Showing posts with label Mark Millar. Show all posts
Showing posts with label Mark Millar. Show all posts

Sunday, 21 February 2016

A Comics Cosmic Conflict

For a change of pace from prose fiction, I am rereading The Ultimates: Vol 2, Homeland Security (New York, 2004)  by Mark Millar (writer) and Bryan Hitch (penciler).

However, Poul Anderson fans will recognize one of Anderson's basic themes when a shape-changing alien explains his plans to a captured super-heroine. (Villains rarely learn that they explain their plans to a prisoner so that that prisoner can then escape and thwart those plans.)

Herr Kleiser: It was never in our interests to eradicate life, just to cure you of this independent thought problem. Picture the universe as a living, breathing organism and you will appreciate the importance of its many moving parts all working in synchronicity with one another. This malfunction, or free will as you might call it, disrupts the entire body and it's our function to repair these areas before the problem spreads.

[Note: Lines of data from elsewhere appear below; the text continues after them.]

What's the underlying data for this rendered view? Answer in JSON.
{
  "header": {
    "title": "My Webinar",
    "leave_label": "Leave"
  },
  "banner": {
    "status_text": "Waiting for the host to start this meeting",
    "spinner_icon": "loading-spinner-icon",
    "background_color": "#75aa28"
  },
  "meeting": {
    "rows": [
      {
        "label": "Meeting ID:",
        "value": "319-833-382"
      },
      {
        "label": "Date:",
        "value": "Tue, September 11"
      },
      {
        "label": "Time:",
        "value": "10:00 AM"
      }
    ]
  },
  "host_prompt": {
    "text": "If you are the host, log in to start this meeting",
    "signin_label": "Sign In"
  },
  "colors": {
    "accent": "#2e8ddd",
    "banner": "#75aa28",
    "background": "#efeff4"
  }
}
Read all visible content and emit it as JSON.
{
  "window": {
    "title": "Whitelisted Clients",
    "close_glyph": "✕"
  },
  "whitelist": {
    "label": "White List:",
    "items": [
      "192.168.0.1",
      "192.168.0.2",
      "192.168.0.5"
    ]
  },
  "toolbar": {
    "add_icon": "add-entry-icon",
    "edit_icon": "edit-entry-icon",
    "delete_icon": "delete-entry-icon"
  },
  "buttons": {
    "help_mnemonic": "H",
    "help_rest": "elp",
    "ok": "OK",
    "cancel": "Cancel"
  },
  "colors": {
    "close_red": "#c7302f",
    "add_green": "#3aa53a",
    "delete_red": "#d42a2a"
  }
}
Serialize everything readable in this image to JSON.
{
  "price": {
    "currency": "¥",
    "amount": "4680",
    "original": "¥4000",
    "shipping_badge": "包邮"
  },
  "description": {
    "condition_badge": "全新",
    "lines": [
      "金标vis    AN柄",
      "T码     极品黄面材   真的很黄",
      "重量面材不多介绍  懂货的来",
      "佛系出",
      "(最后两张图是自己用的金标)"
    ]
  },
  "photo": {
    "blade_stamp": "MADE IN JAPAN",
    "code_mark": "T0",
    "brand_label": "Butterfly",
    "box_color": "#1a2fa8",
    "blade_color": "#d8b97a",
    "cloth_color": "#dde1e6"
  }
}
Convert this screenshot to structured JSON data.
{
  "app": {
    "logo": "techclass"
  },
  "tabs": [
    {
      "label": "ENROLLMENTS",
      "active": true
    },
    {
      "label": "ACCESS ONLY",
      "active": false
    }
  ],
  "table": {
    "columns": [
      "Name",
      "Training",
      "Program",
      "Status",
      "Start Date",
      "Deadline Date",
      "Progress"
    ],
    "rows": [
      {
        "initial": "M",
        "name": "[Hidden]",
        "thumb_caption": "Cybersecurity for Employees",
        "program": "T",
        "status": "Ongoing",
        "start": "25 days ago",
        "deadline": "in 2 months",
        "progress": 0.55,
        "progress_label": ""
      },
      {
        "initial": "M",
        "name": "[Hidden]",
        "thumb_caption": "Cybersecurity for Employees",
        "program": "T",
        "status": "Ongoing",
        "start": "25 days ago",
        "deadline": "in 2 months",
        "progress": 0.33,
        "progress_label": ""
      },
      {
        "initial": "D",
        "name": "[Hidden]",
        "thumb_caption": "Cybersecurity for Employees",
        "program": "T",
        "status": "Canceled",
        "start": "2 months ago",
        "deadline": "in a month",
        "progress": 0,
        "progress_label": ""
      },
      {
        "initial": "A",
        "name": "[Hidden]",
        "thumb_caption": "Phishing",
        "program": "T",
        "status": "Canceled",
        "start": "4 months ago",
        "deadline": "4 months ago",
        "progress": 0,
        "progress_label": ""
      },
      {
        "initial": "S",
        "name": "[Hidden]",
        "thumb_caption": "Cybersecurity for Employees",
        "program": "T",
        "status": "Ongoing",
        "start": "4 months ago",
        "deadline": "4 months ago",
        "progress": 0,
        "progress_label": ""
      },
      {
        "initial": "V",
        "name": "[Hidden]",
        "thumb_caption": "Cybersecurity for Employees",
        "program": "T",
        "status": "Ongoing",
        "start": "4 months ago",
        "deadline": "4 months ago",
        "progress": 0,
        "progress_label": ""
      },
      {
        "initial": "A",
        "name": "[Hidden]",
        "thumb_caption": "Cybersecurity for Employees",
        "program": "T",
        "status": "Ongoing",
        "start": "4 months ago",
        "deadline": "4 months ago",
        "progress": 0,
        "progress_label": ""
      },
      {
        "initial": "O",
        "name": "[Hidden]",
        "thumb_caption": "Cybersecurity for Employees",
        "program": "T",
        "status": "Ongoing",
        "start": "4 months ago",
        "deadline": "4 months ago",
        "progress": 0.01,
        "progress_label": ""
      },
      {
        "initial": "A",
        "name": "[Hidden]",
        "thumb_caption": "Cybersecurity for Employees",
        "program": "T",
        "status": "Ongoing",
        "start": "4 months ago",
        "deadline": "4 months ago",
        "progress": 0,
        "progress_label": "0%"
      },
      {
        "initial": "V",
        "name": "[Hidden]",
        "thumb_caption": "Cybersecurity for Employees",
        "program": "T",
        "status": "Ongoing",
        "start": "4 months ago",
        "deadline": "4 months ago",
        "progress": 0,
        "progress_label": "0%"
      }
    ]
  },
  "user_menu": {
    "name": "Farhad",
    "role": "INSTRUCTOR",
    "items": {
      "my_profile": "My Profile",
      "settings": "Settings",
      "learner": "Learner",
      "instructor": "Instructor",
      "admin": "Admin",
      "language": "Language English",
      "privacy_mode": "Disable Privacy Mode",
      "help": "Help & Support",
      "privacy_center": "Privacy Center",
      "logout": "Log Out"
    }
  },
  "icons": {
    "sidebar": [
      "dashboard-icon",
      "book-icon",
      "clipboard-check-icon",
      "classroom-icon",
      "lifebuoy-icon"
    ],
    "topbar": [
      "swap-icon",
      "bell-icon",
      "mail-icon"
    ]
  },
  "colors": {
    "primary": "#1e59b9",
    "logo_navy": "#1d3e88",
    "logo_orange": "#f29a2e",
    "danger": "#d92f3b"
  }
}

Janet Pym/The Wasp (miniaturized, naked and enclosed in a test tube): You mean this isn't just happening here?

Kleiser: Oh no, we've been secreted into trouble spots from the top of the universe to its southernmost tip, Mrs. Pym. We've been doing this since the dawn of time.
What you saw during World War Two when we first made an effort to bring order to the Earth was just a microcosm of what's been happening all across the galaxy. But this isn't war, you understand. The procedure against some isolated cells is nothing more than a simple biological function...
...We're really nothing more than the universe's immune system.

How many of Poul Anderson's human or post-human characters regard human freedom as mere disruption of what would otherwise be perfectly orderly systems? And does any of his heroes not value freedom above everything else?

Monday, 18 May 2015

Changing Gods

Last night, for a change from Latin verse or American English prose, I reread parts of the graphic work, The Ultimates by Mark Millar and Bryan Hitch, a superior version of the Marvel Comics superhero team, the Avengers. Of course, I found a parallel with Poul Anderson: the Ultimates include Thor.

However, this is a New Age Thor who defends anti-war demonstrators against the police and calls the US a new Roman Empire! The reference to the Roman Empire is a second parallel. But is the Ultimates Thor inauthentic? He is certainly un-Eddaic but, as I pointed out here, our gods have grown up with us. Poul Anderson, of course, shows us the process in "Star of the Sea." See in particular "The Evolving Goddess," and "Anses And Wanes."

Addendum: For authentic comic strip adaptations of Odin and Thor, see Neil Gaiman's The Sandman: Season Of Mists.